We discuss the boundary conditions of the trust calibration strategy in HRT and set up a research agenda. Regarding of the measurement, we suggest researchers should not only focus on the people’s external trust attitude, but also focus on the people’s implicit trust attitude to better test the effectiveness and practicability of the calibration strategy. Taking trust inhibition as an example, in the future, we can not only test whether the dampening strategy is effective through the trust scale, but also explore whether the implicit trust level of people decreases after the trust dampening. In addition, future studies suggest further optimize the measurement of methods, develop high reliable scales to detect HRT.
Secondly, since full trust calibration cycle often experiences three phases: trust building-trust growth / impaired-trust calibration. Previous HRT cognitive neural research focus on the first two stages. In the future, researchers can use physiological indicators to monitor the change process of individual trust neural activity from the beginning of trust establishment to the beginning of trust calibration in real time, and further reveal the dynamic development of individual trust from the physiological level.

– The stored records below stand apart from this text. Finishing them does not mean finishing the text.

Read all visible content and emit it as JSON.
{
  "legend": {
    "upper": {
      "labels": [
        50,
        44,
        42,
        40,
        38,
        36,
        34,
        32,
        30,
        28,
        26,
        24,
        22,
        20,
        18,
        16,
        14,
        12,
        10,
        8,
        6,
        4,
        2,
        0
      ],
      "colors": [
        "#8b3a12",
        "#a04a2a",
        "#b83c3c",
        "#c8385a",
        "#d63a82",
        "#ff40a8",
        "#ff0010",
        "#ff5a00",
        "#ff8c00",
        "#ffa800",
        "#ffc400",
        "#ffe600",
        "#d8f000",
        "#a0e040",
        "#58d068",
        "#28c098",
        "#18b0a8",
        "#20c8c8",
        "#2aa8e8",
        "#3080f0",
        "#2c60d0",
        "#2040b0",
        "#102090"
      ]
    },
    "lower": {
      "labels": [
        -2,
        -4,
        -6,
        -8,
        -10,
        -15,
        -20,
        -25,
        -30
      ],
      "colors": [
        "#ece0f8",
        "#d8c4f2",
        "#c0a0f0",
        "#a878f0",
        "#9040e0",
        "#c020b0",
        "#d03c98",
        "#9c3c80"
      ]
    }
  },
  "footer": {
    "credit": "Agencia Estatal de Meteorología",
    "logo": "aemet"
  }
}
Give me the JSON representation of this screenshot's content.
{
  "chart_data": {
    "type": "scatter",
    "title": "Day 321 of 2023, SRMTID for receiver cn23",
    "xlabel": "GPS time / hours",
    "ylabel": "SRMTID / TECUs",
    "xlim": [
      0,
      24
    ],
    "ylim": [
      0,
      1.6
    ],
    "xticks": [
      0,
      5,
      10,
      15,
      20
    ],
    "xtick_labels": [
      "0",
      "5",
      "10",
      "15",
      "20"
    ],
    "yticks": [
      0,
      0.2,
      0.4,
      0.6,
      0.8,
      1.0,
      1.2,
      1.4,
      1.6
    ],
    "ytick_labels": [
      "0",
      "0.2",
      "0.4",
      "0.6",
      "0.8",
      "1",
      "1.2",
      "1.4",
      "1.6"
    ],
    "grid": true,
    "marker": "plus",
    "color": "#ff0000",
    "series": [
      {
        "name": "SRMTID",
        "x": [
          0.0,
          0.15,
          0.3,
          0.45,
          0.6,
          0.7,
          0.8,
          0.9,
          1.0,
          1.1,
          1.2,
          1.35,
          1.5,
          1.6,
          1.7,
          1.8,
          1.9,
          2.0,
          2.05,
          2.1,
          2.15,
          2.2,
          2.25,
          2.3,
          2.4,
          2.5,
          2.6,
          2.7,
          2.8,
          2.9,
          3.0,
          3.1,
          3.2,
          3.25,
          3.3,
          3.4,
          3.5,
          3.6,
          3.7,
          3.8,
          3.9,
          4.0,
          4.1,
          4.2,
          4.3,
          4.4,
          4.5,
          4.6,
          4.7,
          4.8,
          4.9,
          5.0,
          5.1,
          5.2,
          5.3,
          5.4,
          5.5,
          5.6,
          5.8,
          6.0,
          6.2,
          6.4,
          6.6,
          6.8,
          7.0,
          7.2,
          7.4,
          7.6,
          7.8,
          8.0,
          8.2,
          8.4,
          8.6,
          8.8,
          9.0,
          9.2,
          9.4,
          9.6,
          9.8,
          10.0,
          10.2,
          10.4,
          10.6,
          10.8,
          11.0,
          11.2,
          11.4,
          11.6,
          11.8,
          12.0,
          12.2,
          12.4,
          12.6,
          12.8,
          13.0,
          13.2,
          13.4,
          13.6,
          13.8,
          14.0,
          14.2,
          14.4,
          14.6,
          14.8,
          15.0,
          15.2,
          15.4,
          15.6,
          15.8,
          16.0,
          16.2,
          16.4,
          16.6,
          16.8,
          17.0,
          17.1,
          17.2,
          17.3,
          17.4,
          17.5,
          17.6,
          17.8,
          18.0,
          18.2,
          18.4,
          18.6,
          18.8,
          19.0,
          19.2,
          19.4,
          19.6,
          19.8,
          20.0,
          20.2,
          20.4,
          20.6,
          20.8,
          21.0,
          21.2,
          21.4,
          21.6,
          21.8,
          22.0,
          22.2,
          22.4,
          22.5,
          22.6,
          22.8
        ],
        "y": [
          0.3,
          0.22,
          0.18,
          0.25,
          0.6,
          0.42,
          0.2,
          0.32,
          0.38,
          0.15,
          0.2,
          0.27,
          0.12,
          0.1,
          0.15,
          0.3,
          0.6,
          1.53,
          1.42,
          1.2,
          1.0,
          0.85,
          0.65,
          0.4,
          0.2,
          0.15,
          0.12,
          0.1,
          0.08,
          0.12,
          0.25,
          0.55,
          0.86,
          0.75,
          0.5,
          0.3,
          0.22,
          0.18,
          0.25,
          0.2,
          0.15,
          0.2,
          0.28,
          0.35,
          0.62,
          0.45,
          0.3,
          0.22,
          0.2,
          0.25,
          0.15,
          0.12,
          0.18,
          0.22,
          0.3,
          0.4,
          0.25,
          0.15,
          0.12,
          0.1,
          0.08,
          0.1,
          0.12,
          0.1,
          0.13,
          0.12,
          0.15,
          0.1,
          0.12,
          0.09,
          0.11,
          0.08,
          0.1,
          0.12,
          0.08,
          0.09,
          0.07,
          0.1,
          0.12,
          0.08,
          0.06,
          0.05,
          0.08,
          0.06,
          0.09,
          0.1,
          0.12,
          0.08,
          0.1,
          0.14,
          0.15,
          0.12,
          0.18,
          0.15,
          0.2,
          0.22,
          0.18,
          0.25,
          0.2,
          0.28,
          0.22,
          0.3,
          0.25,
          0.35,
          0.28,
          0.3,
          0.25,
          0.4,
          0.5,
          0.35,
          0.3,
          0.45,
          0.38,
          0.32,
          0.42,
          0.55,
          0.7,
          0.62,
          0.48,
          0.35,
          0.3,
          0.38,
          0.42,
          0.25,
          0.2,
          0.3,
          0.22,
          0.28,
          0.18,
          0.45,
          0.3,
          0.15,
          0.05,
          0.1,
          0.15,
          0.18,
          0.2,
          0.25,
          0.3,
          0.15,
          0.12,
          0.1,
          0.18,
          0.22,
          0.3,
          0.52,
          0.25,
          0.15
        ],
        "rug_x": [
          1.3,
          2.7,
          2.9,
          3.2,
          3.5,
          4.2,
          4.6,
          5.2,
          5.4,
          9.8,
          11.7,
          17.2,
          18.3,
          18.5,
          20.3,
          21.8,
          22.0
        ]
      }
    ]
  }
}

Third, the research of HRT focuses on humanoid robots and mechanized robots, while less attention is paid to the role of animal robots in the trust calibration, especially the “cute” animal robots. Cute robots may be able to change human’s biases to increase initial trust levels; After a trust violation, cute animal robots may also reduce trust levels more slowly and easier to repair. Future studies can examine the relationship between animal robots and trust.

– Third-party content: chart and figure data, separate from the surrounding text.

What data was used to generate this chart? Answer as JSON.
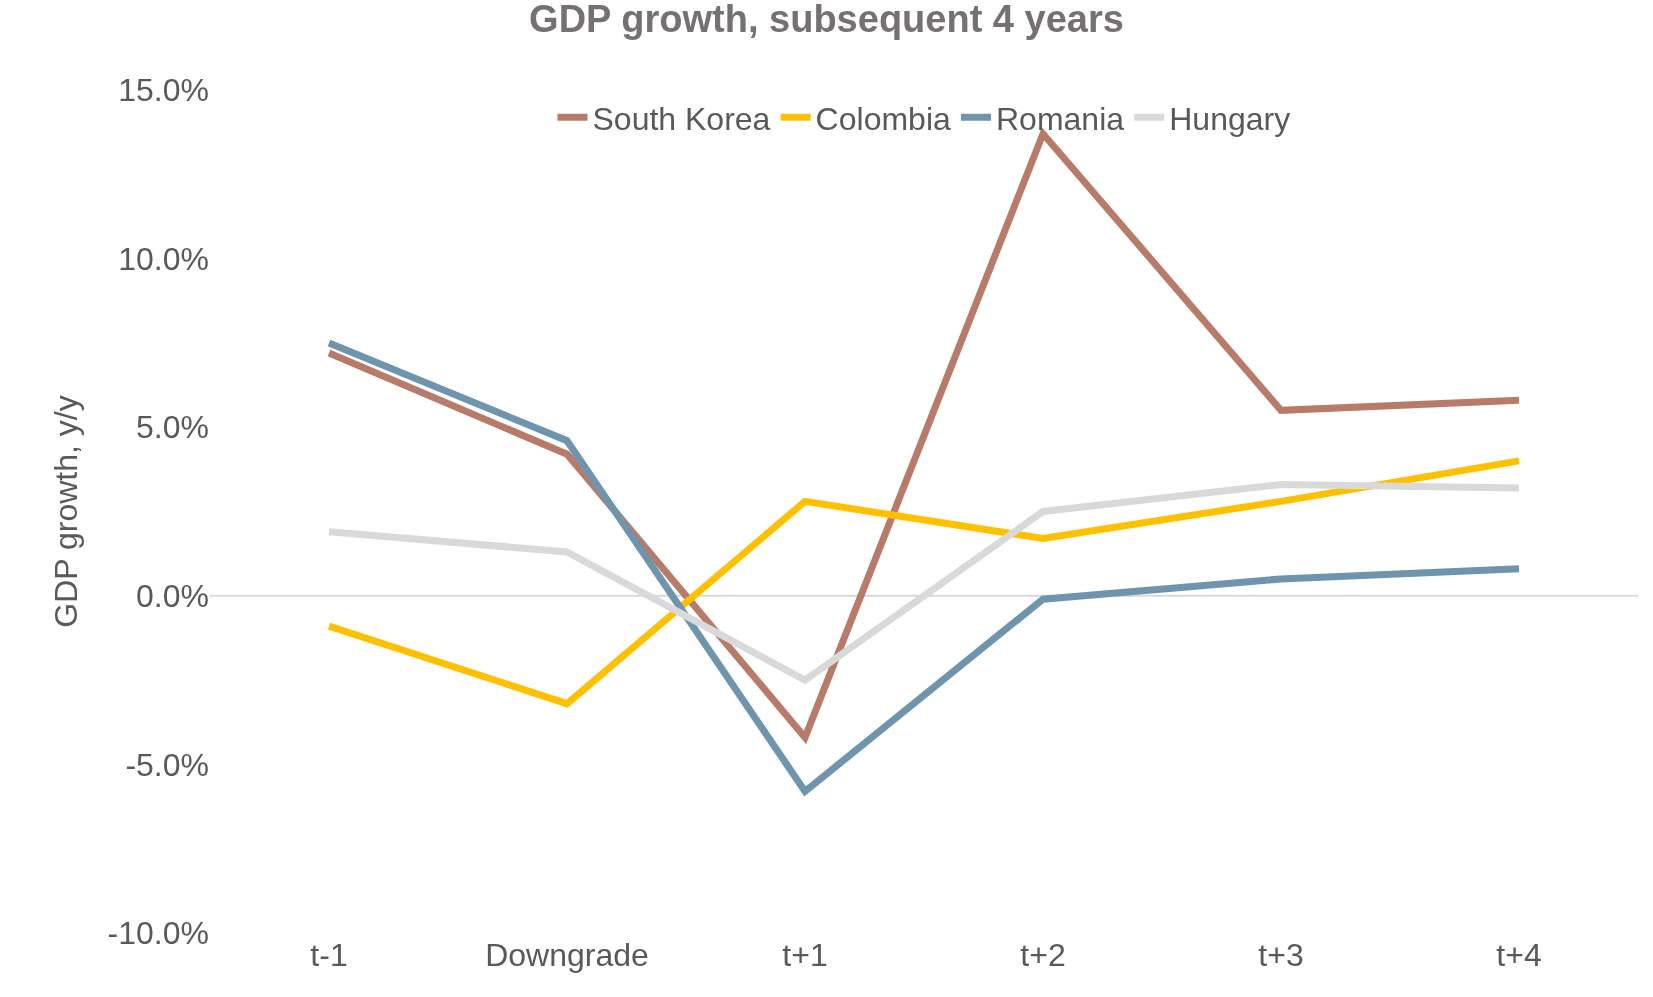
{
  "chart_data": {
    "type": "line",
    "title": "GDP growth, subsequent 4 years",
    "ylabel": "GDP growth, y/y",
    "categories": [
      "t-1",
      "Downgrade",
      "t+1",
      "t+2",
      "t+3",
      "t+4"
    ],
    "series": [
      {
        "name": "South Korea",
        "color": "#b87b6a",
        "values": [
          7.2,
          4.2,
          -4.2,
          13.7,
          5.5,
          5.8
        ]
      },
      {
        "name": "Colombia",
        "color": "#ffc000",
        "values": [
          -0.9,
          -3.2,
          2.8,
          1.7,
          2.8,
          4.0
        ]
      },
      {
        "name": "Romania",
        "color": "#6e95ad",
        "values": [
          7.5,
          4.6,
          -5.8,
          -0.1,
          0.5,
          0.8
        ]
      },
      {
        "name": "Hungary",
        "color": "#d9d9d9",
        "values": [
          1.9,
          1.3,
          -2.5,
          2.5,
          3.3,
          3.2
        ]
      }
    ],
    "ylim": [
      -10,
      15
    ],
    "yticks": [
      {
        "value": -10,
        "label": "-10.0%"
      },
      {
        "value": -5,
        "label": "-5.0%"
      },
      {
        "value": 0,
        "label": "0.0%"
      },
      {
        "value": 5,
        "label": "5.0%"
      },
      {
        "value": 10,
        "label": "10.0%"
      },
      {
        "value": 15,
        "label": "15.0%"
      }
    ],
    "ref_lines": [
      {
        "axis": "y",
        "value": 0,
        "color": "#d9d9d9"
      }
    ],
    "grid": false,
    "legend": "top",
    "marker": "none",
    "line_style": "solid"
  }
}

Fourth, some researchers have begun to pay attention to the changing development of the trust level of individuals in the group, rather than interacting with the robot alone. The human-robot trust level difference between Chinese and Western participants can be compared through cross-cultural methods and further investigate how to conduct trust calibration within the group. In addition, the difference and commonness between individual trust bias and group trust bias can be compared, and appropriate strategies for group trust bias calibration can be explored.
Finally, the success of trust calibration also depends on individual factors, and there may be individual differences in the effectiveness of calibration strategies. In line with the popular approach, researchers are encouraged to model trust-related behaviors to calibrate trust in a personalized way.